The Hottest Day of Your Life — So Far

The Hottest Day of Your Life — So Far

Temperature records aren’t what they used to be. In the past, when a given area set some particular mark, they could usually enjoy it for a bit before seeing the record fall again. Not so much anymore.

On Sunday, the given area was the entire globe, and the particular mark was “warmest day in recorded history.”

The record stood until Monday.

According to preliminary data from the E.U.’s Copernicus Climate Change Service, the global average temperature has never been higher than those consecutive days. After more than a year straight of record-warm months, in the historically hottest month of the year, we all, collectively, just experienced the pinnacle of warming so far.

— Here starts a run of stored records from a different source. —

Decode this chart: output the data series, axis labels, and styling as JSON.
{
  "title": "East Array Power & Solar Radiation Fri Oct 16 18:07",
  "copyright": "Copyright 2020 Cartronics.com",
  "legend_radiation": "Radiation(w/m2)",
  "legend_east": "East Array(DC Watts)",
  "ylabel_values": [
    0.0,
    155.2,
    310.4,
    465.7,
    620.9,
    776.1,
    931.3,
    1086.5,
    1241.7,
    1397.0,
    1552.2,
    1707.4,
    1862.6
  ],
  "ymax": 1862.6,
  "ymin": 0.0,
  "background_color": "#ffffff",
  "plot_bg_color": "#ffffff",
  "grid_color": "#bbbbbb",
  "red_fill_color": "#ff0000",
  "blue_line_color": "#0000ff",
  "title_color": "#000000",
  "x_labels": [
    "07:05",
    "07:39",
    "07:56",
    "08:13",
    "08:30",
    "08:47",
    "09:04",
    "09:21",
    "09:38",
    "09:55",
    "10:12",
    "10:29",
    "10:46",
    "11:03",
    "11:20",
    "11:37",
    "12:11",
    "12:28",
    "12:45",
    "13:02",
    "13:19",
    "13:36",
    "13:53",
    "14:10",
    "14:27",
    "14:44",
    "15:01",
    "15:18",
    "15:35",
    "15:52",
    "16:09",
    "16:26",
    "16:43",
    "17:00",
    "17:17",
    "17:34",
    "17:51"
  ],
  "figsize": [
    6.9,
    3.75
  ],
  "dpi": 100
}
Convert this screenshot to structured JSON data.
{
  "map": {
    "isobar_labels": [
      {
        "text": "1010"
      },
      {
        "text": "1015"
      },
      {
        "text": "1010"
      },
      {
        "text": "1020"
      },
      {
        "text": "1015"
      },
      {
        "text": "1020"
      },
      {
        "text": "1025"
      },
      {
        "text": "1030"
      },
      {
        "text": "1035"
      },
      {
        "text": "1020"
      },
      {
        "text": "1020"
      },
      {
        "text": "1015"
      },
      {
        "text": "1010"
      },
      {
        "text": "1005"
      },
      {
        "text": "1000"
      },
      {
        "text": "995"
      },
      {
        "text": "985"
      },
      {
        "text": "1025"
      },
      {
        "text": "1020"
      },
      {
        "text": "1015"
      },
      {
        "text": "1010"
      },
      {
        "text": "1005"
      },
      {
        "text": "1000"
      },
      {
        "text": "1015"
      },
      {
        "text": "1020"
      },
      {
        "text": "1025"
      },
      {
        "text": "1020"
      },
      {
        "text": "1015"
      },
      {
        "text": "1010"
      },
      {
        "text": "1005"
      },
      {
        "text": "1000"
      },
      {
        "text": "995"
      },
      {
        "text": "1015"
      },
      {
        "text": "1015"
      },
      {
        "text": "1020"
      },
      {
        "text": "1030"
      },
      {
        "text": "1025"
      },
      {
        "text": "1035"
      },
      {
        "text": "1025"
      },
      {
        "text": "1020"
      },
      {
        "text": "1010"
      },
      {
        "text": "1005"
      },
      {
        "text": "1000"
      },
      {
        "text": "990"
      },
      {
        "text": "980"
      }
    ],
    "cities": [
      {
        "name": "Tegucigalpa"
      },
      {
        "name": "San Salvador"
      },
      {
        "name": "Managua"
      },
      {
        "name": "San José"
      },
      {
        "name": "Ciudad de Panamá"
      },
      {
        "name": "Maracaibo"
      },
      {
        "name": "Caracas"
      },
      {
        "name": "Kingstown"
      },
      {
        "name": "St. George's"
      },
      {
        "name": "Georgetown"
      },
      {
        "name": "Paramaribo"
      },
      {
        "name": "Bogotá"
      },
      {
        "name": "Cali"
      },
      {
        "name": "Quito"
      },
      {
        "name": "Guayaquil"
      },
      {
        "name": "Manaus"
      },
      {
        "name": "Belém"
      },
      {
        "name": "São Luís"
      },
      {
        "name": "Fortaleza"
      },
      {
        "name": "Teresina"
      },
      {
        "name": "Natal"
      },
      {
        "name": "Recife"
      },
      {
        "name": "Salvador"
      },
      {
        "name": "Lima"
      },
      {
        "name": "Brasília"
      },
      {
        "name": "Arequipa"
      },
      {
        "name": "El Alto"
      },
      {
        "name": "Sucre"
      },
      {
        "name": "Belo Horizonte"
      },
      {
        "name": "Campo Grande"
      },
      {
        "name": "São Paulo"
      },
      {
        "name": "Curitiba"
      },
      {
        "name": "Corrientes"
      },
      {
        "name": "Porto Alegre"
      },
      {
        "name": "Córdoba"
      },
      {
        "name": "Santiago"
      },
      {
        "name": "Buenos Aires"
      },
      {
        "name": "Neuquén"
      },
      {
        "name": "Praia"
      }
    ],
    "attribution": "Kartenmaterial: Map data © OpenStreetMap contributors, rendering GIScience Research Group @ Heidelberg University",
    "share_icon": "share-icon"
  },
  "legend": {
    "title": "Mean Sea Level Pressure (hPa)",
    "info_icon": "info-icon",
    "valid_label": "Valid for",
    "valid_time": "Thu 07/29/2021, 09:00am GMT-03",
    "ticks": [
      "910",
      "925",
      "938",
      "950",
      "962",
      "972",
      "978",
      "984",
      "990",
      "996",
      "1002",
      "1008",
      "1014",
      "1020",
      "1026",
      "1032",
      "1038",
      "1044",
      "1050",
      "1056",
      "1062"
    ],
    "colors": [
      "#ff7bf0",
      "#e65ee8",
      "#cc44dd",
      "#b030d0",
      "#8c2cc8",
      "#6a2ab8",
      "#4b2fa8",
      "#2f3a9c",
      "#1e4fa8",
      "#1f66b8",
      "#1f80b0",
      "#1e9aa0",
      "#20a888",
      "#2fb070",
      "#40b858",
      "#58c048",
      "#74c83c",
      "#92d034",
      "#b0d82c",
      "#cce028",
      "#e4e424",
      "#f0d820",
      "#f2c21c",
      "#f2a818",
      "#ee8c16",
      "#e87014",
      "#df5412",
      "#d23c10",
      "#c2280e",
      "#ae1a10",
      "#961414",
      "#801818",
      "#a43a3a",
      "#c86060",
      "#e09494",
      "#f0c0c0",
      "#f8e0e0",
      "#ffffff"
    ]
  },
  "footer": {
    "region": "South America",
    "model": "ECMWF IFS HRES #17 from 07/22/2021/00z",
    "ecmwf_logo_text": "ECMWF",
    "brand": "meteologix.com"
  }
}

Of course, individuals don’t experience global averages. Instead, we get to enjoy the extreme heat waves and record-breaking days (and nights) that contribute to those smoothed out totals. Fairbanks, Alaska, was expected to possibly hit 90 degrees F this week. Spain has already sweltered through two extended heat waves this summer, and temperatures early next week could approach 115 degrees in some places. Eastern Europe is suffering through triple-digit heat as well; in Serbia, where Belgrade reached 104 degrees recently, the heat and drought led Lake Rusanda (pictured above) to dry up for the first time in recorded history. Las Vegas has seen its “most extreme heat wave in the history of record-keeping.” In India, 40,000 cases of suspected heat stroke have been reported since this summer began.

But that “pinnacle of warming” factoid is less important than the caveat — so far. There isn’t really a pinnacle here, not yet, not until emissions come down dramatically and some of the CO2 already up in the atmosphere starts to come down, with our help or without it. As July turns to August the global average temperature will dip, as it always does, and at some point, the string of record-breaking months will stop as well (meaning we’ll get the second- or third- or fourth-warmest September or November, not an actual below-average month). There may even be a year that dips down to fourth, or seventh, or ninth on the list of warmest years on record — maybe.

But the lines, in general, will keep going up. Next July will offer a new chance to break Sunday’s and Monday’s record days; if it doesn’t happen then, it will the following year, and probably again the year after that.